No Caveatable Interest
23 I said that I would return to the threshold question of whether the interest claimed by the first defendant as registered proprietor gives rise to a caveatable interest. I am bound, for reasons of comity, to follow the decision of an intermediate appellate court of another state where the relevant issue is virtually identical, unless convinced that the decision is clearly wrong. That principle is not limited to questions of statutory interpretation: Cal No 14 Pty Ltd v Motor Accidents Board [2009] 239 CLR 390 at [50] (Gummow, Heydon, Crennan JJ).
24 On this question I have the misfortune of being compelled to say that, in my respectful opinion, the decision and reasoning of Brooking J in Swanston Mortgages (supra) are clearly wrong and that I am not bound to follow them. In my view, the contrary reasoning of Needham J in Sinclair v Hope Investments [1982] 2 NSWLR 870 reflects the correct position. I regard the logic of the approach taken by Needham J as compelling. It has been followed in numerous decisions. See Re McKean's Caveat [1988] 1 Qd R 524, Cross v National Australia Bank Ltd [1992] ANZ ConvR 28, (1993) Q ConvR 54-33; R & I Bank of Western Australia Ltd v Lavery (unreported, Supreme Court of Western Australia, 25 October 1993; BC9301503) and Patmore v Upton [2004] TASSC 77, (2004) 13 Tas R 95. The criticisms of the decision in Swanston Mortgages in Meagher, Heydon and Leeming " Equity - Doctrines and Remedies " 4 th Edition, paragraph 4-170 and in Wright, Does the registered proprietor have a caveatable interest? [1995] 69 ALJ 935-939, are, in my respectful view, quite justified.
Indemnity Costs
25 The plaintiff seeks indemnity costs against the defendants pursuant to contractual rights which are contained in the Deed of Guarantee dated 31 August 2005 and the Fixed and Floating Charge dated 31 August 2005. The former document provides that the guarantor (Second Defendant):
Irrevocably and unconditionally guarantees to the lender the due and punctual payment of the debt, capital deed, to the lender and the due and punctual performance of all the obligations undertaken...provisions contained and required by the documents other than those imposed on the lender. The guarantor also indemnifies the lender against all loss, damage, costs and expenses suffered or incurred by the lender as a result of any failure by any person to pay, in a due and punctual manner, the debt on the due date, or as a result of any breach of any of the covenant and conditions contained in or required by the documents.

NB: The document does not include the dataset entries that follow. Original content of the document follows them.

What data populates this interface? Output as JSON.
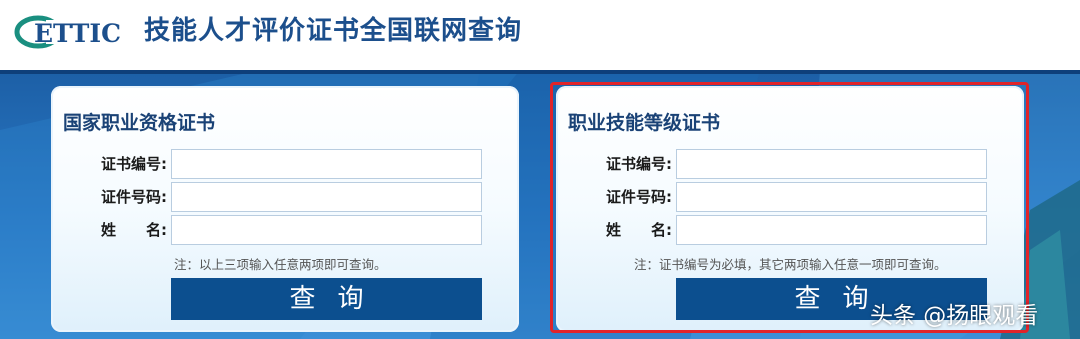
{
  "header": {
    "logo_text": "ETTIC",
    "title": "技能人才评价证书全国联网查询"
  },
  "colors": {
    "brand_blue": "#1c4f8c",
    "button_blue": "#0c4f8f",
    "highlight_red": "#e0242a",
    "logo_green": "#1a8f80"
  },
  "left_card": {
    "title": "国家职业资格证书",
    "fields": [
      {
        "label": "证书编号:",
        "value": ""
      },
      {
        "label": "证件号码:",
        "value": ""
      },
      {
        "label": "姓　　名:",
        "value": ""
      }
    ],
    "note": "注：以上三项输入任意两项即可查询。",
    "button_label": "查询"
  },
  "right_card": {
    "title": "职业技能等级证书",
    "fields": [
      {
        "label": "证书编号:",
        "value": ""
      },
      {
        "label": "证件号码:",
        "value": ""
      },
      {
        "label": "姓　　名:",
        "value": ""
      }
    ],
    "note": "注：证书编号为必填，其它两项输入任意一项即可查询。",
    "button_label": "查询"
  },
  "watermark": "头条 @扬眼观看"
}
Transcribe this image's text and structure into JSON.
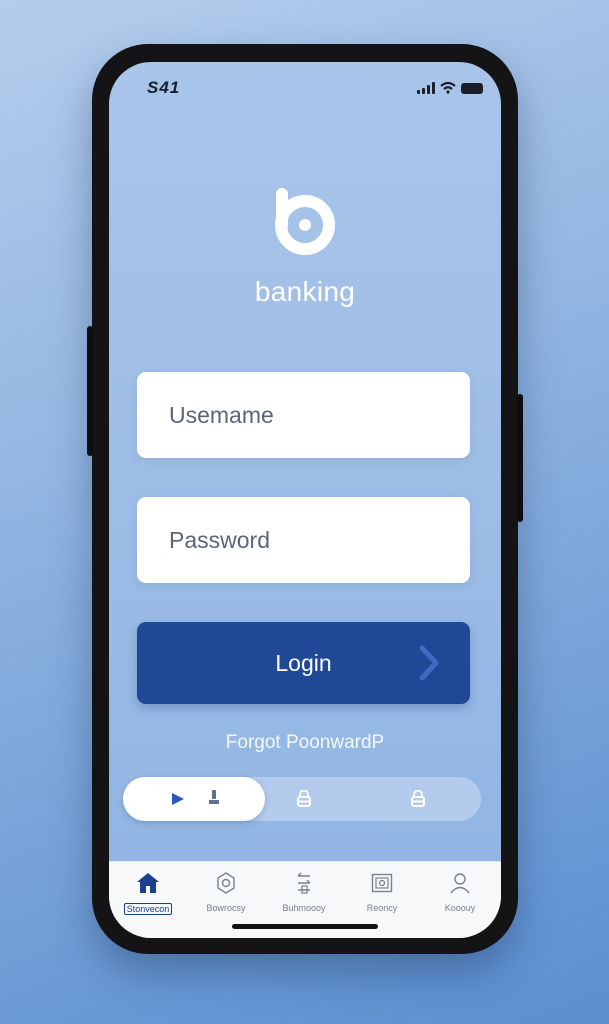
{
  "status_bar": {
    "time": "S41"
  },
  "brand": {
    "name": "banking"
  },
  "login_form": {
    "username_placeholder": "Usemame",
    "password_placeholder": "Password",
    "login_label": "Login",
    "forgot_label": "Forgot PoonwardP"
  },
  "toggle": {
    "selected_index": 0
  },
  "tabbar": {
    "items": [
      {
        "label": "Stonvecon",
        "icon": "home-icon",
        "active": true
      },
      {
        "label": "Bowrocsy",
        "icon": "settings-icon",
        "active": false
      },
      {
        "label": "Buhmoooy",
        "icon": "transfer-icon",
        "active": false
      },
      {
        "label": "Reoncy",
        "icon": "safe-icon",
        "active": false
      },
      {
        "label": "Kooouy",
        "icon": "profile-icon",
        "active": false
      }
    ]
  },
  "colors": {
    "primary": "#1f4897",
    "background": "#9cbce6",
    "text_light": "#ffffff",
    "active_tab": "#1c3f8f"
  }
}
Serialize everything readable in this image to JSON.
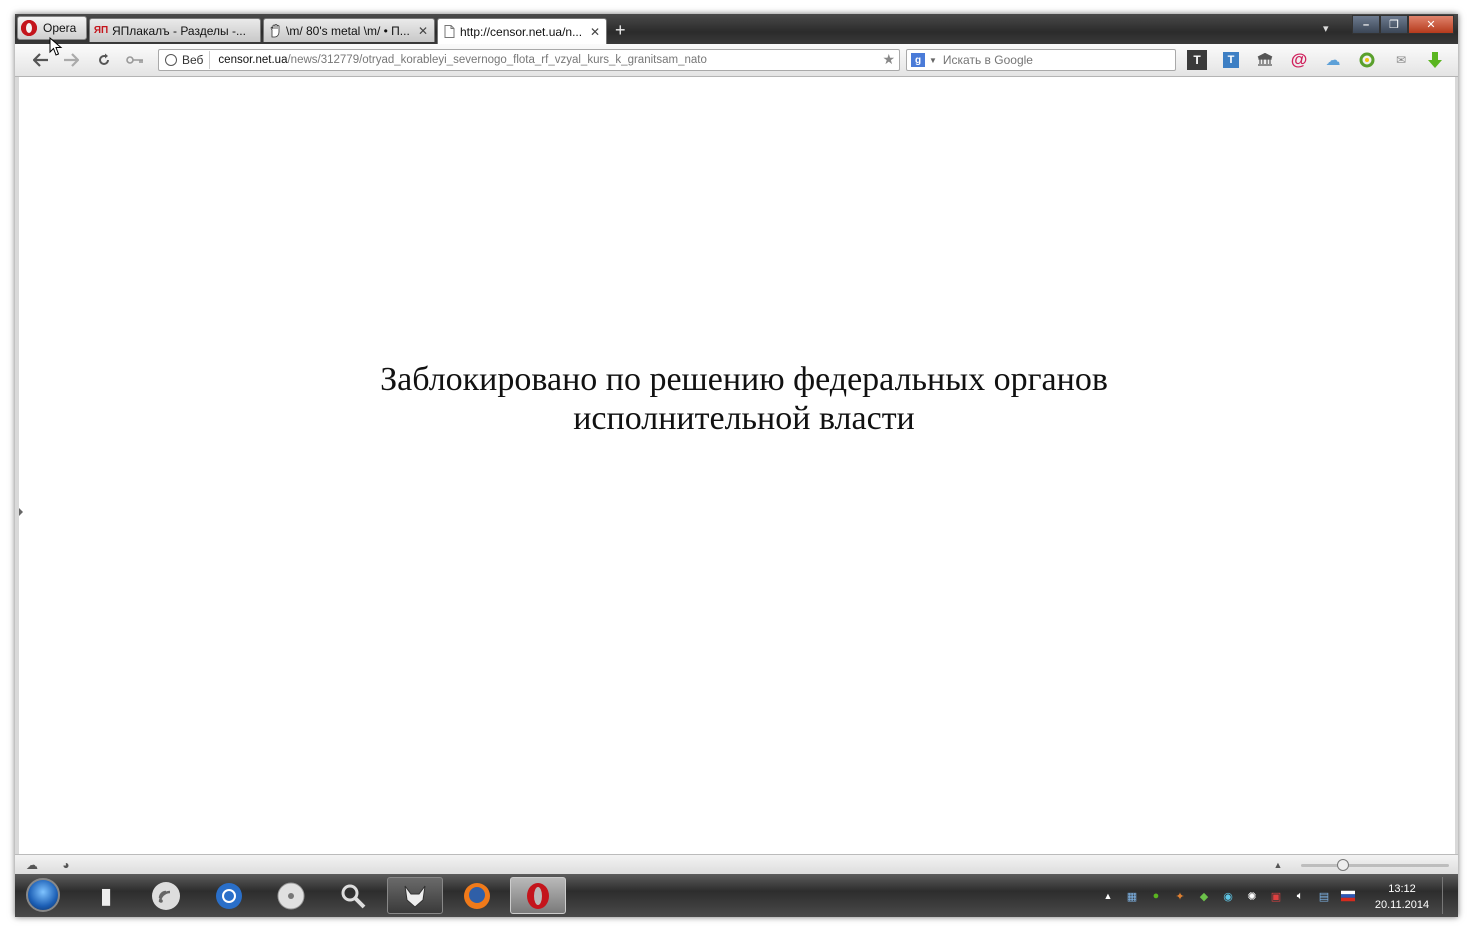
{
  "app": {
    "menu_button_label": "Opera"
  },
  "tabs": [
    {
      "favicon": "yaplakal-logo",
      "favicon_text": "ЯП",
      "title": "ЯПлакалъ - Разделы -...",
      "active": false
    },
    {
      "favicon": "hand-icon",
      "favicon_text": "",
      "title": "\\m/ 80's metal \\m/ • П...",
      "active": false
    },
    {
      "favicon": "page-icon",
      "favicon_text": "",
      "title": "http://censor.net.ua/n...",
      "active": true
    }
  ],
  "toolbar": {
    "address_badge": "Веб",
    "url_host": "censor.net.ua",
    "url_path": "/news/312779/otryad_korableyi_severnogo_flota_rf_vzyal_kurs_k_granitsam_nato",
    "search_engine_letter": "g",
    "search_placeholder": "Искать в Google"
  },
  "page": {
    "message_line1": "Заблокировано по решению федеральных органов",
    "message_line2": "исполнительной власти"
  },
  "taskbar": {
    "time": "13:12",
    "date": "20.11.2014"
  },
  "colors": {
    "opera_red": "#c4151c",
    "tab_bar_dark": "#2b2b2b",
    "page_background": "#ffffff",
    "text": "#111111"
  }
}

26 The fixed and floating charge provides that the chargor (First Defendant) indemnifies the chargee (the Plaintiff) from and against any action, claim, demand, loss interest, fee, damage, cost and expense of any nature...for which the chargee becomes liable at any time in respect of or arising from any one or more of the following: "(b) any loss or damage occasioned by or liability incurred by the chargee in the exercise, non-exercise or purported exercise of any of its powers, rights and privileges contained or required by this document whether or not the chargee acted negligently or was guilty of laches or waiver."

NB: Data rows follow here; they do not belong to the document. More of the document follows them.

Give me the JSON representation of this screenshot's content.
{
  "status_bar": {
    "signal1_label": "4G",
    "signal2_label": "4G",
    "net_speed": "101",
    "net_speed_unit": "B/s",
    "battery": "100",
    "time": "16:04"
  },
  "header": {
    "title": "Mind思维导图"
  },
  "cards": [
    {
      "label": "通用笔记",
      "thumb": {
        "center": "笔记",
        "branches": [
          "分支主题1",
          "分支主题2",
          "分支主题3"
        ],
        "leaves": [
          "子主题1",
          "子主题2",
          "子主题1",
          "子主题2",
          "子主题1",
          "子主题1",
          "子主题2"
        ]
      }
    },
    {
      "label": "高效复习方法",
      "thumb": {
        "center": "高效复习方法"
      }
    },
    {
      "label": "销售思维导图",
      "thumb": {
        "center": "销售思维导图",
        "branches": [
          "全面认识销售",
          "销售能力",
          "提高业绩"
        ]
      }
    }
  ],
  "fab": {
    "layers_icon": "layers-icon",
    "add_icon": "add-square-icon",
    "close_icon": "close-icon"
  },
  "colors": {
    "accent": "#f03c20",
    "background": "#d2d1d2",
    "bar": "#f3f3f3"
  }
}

27 I am not prepared to order indemnity costs of the proceedings on the basis of those contractual provisions. They give rise to questions of construction as to which the defendant may wish to put submissions. But more fundamentally, the mere fact, without more, of the existence of a contractual right does not automatically entitle the plaintiff to indemnity costs of the proceedings particularly where the reliance on the contractual right is made without notice. I refuse the application for indemnity costs. The plaintiff's contractual right is however preserved.